Invasive species impose substantial economic and ecological costs globally, yet little
is known about how to design efficient contracts for private removal efforts under conditions
of moral hazard. We develop a spatially-explicit bioeconomic model that integrates
optimal control theory with contract design to examine two-part compensation schemes
that pay contractors for both time spent searching and species captured. Our theoretical
framework demonstrates that when effort has both observable (time) and unobservable
(search intensity) dimensions, pure piece-rate contracts may fail to incentivize adequate
effort in low-productivity areas or when "cobra effect" constraints limit bounty payments.

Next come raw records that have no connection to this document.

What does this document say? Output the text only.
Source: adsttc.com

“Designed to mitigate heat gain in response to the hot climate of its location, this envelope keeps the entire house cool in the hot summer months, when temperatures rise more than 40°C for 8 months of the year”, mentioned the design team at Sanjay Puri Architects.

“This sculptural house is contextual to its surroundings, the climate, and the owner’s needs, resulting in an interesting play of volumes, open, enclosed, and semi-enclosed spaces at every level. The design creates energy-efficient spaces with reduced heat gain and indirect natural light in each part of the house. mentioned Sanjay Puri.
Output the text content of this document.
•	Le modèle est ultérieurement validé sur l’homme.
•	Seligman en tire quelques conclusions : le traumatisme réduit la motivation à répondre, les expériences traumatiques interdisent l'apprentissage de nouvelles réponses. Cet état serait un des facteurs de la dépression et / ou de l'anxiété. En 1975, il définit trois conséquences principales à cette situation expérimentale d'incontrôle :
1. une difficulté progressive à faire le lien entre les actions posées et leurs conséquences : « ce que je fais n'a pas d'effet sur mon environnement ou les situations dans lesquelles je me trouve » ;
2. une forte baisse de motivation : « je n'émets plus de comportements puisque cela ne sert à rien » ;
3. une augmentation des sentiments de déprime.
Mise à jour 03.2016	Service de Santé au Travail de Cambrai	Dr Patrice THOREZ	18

We test these predictions using comprehensive data from Florida’s Python Elimination
Program, which employs novel two-part contracts to remove invasive Burmese pythons
from the Everglades ecosystem. Exploiting within-parcel variation in hourly compensation
rates over time, we find that a 10% increase in hourly payments generates approximately
20% more search effort, with effects operating primarily through the intensive
margin (effort per hunter) rather than hunter participation. The responsiveness varies
systematically with ecological productivity, consistent with our theoretical prediction that
time-based payments become more important when piece-rate incentives are weak. Our
results demonstrate that spatially-differentiated contract design can significantly improve
cost-effectiveness compared to uniform compensation schemes, with important implications
for invasive species management, conservation policy, and other environmental contexts
where effort quality is difficult to observe.